- IATA: none; ICAO: MNBR;

Summary
- Airport type: Public
- Owner/Operator: INAC
- Serves: Los Brasiles, Managua
- Elevation AMSL: 262 ft / 80 m
- Coordinates: 12°11′24″N 086°21′14″W﻿ / ﻿12.19000°N 86.35389°W

Map
- MNBR Location in Nicaragua

Runways
| Direction | Length |  | Surface |
| m | ft |
| 09/27 | 915 | 3,002 | Asphalt |
- Source: GCM Google Maps SkyVector

= Los Brasiles Airport =

Airport in Mateare, Nicaragua

Los Brasiles Airport (Spanish: Pista Aérea Carlos Ulloa) is an airport serving Mateare, a municipality of the Managua Department of Nicaragua. The airport is 2 km west of the Lake Managua shoreline and 4 km south of the Apoyeque volcano.

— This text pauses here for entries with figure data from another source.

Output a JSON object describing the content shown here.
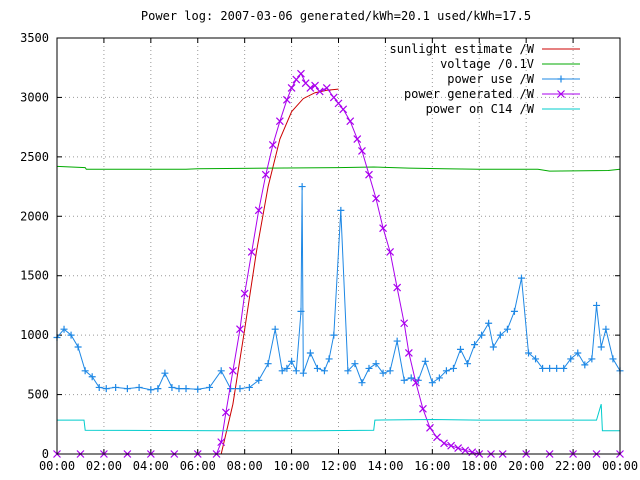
{
  "chart_data": {
    "type": "line",
    "title": "Power log: 2007-03-06 generated/kWh=20.1 used/kWh=17.5",
    "xlabel": "",
    "ylabel": "",
    "ylim": [
      0,
      3500
    ],
    "xlim": [
      0,
      24
    ],
    "grid": true,
    "legend_position": "top-right",
    "x_tick_labels": [
      "00:00",
      "02:00",
      "04:00",
      "06:00",
      "08:00",
      "10:00",
      "12:00",
      "14:00",
      "16:00",
      "18:00",
      "20:00",
      "22:00",
      "00:00"
    ],
    "y_tick_labels": [
      "0",
      "500",
      "1000",
      "1500",
      "2000",
      "2500",
      "3000",
      "3500"
    ],
    "y_ticks": [
      0,
      500,
      1000,
      1500,
      2000,
      2500,
      3000,
      3500
    ],
    "series": [
      {
        "name": "sunlight estimate /W",
        "color": "#cc0000",
        "marker": "none",
        "x": [
          7.0,
          7.5,
          8.0,
          8.5,
          9.0,
          9.5,
          10.0,
          10.5,
          11.0,
          11.5,
          12.0
        ],
        "y": [
          0,
          420,
          1050,
          1700,
          2250,
          2650,
          2880,
          2990,
          3040,
          3060,
          3070
        ]
      },
      {
        "name": "voltage /0.1V",
        "color": "#00aa00",
        "marker": "none",
        "x": [
          0,
          1.2,
          1.25,
          5.5,
          6.0,
          9.0,
          12.0,
          13.5,
          15.0,
          16.5,
          18.0,
          20.5,
          21.0,
          23.5,
          24.0
        ],
        "y": [
          2420,
          2410,
          2395,
          2395,
          2400,
          2405,
          2410,
          2415,
          2405,
          2400,
          2395,
          2395,
          2380,
          2385,
          2395
        ]
      },
      {
        "name": "power use /W",
        "color": "#1e88e5",
        "marker": "plus",
        "x": [
          0,
          0.3,
          0.6,
          0.9,
          1.2,
          1.5,
          1.8,
          2.1,
          2.5,
          3.0,
          3.5,
          4.0,
          4.3,
          4.6,
          4.9,
          5.2,
          5.5,
          6.0,
          6.5,
          7.0,
          7.4,
          7.8,
          8.2,
          8.6,
          9.0,
          9.3,
          9.6,
          9.8,
          10.0,
          10.2,
          10.4,
          10.45,
          10.5,
          10.8,
          11.1,
          11.4,
          11.6,
          11.8,
          12.1,
          12.4,
          12.7,
          13.0,
          13.3,
          13.6,
          13.9,
          14.2,
          14.5,
          14.8,
          15.1,
          15.4,
          15.7,
          16.0,
          16.3,
          16.6,
          16.9,
          17.2,
          17.5,
          17.8,
          18.1,
          18.4,
          18.6,
          18.9,
          19.2,
          19.5,
          19.8,
          20.1,
          20.4,
          20.7,
          21.0,
          21.3,
          21.6,
          21.9,
          22.2,
          22.5,
          22.8,
          23.0,
          23.2,
          23.4,
          23.7,
          24.0
        ],
        "y": [
          980,
          1050,
          1000,
          900,
          700,
          650,
          560,
          550,
          560,
          550,
          560,
          540,
          550,
          680,
          560,
          550,
          550,
          545,
          560,
          700,
          550,
          550,
          560,
          620,
          760,
          1050,
          700,
          720,
          780,
          700,
          1200,
          2250,
          680,
          850,
          720,
          700,
          800,
          1000,
          2050,
          700,
          760,
          600,
          720,
          760,
          680,
          700,
          950,
          620,
          640,
          620,
          780,
          600,
          640,
          700,
          720,
          880,
          760,
          920,
          1000,
          1100,
          900,
          1000,
          1050,
          1200,
          1480,
          850,
          800,
          720,
          720,
          720,
          720,
          800,
          850,
          750,
          800,
          1250,
          900,
          1050,
          800,
          700
        ]
      },
      {
        "name": "power generated /W",
        "color": "#aa00ee",
        "marker": "cross",
        "x": [
          0,
          1.0,
          2.0,
          3.0,
          4.0,
          5.0,
          6.0,
          6.8,
          7.0,
          7.2,
          7.5,
          7.8,
          8.0,
          8.3,
          8.6,
          8.9,
          9.2,
          9.5,
          9.8,
          10.0,
          10.2,
          10.4,
          10.6,
          10.8,
          11.0,
          11.2,
          11.5,
          11.8,
          12.0,
          12.2,
          12.5,
          12.8,
          13.0,
          13.3,
          13.6,
          13.9,
          14.2,
          14.5,
          14.8,
          15.0,
          15.3,
          15.6,
          15.9,
          16.2,
          16.5,
          16.8,
          17.1,
          17.4,
          17.7,
          18.0,
          18.5,
          19.0,
          20.0,
          21.0,
          22.0,
          23.0,
          24.0
        ],
        "y": [
          0,
          0,
          0,
          0,
          0,
          0,
          0,
          0,
          100,
          350,
          700,
          1050,
          1350,
          1700,
          2050,
          2350,
          2600,
          2800,
          2980,
          3080,
          3150,
          3200,
          3120,
          3080,
          3100,
          3050,
          3080,
          3000,
          2950,
          2900,
          2800,
          2650,
          2550,
          2350,
          2150,
          1900,
          1700,
          1400,
          1100,
          850,
          600,
          380,
          220,
          140,
          90,
          70,
          50,
          30,
          15,
          0,
          0,
          0,
          0,
          0,
          0,
          0,
          0
        ]
      },
      {
        "name": "power on C14 /W",
        "color": "#00cccc",
        "marker": "none",
        "x": [
          0,
          1.15,
          1.2,
          7.0,
          9.0,
          11.0,
          13.5,
          13.55,
          16.0,
          18.0,
          20.0,
          22.0,
          23.0,
          23.2,
          23.25,
          24.0
        ],
        "y": [
          285,
          285,
          200,
          195,
          195,
          195,
          200,
          285,
          290,
          285,
          285,
          285,
          285,
          420,
          195,
          195
        ]
      }
    ]
  }
}
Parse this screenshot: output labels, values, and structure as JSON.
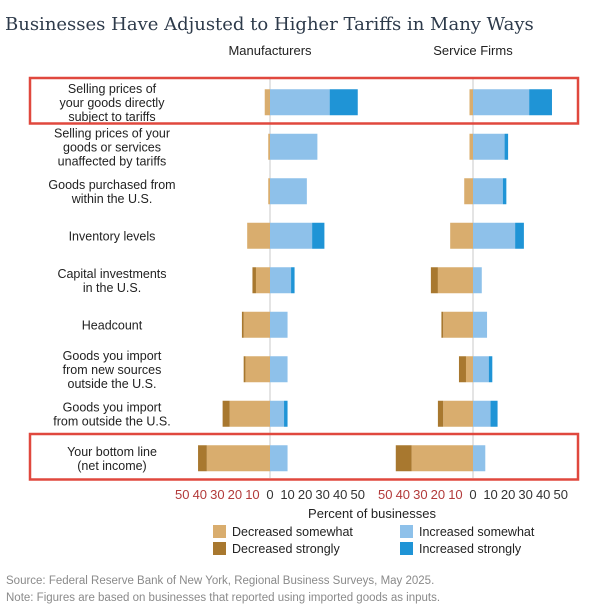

The Managua VOR-DME (Ident: MGA) is located 11.8 nmi east-southeast of the airport.

==History==
In the early 1980s, the airstrip was used primarily by light aircraft for aerial fumigation. The Los Brasiles Airport was renovated in 2010 by the Nicaraguan Civil Aeronautics Authority (INAC).

The Aviation Technical Training Institute (INTECA) was located for several years at Los Brasiles Airport.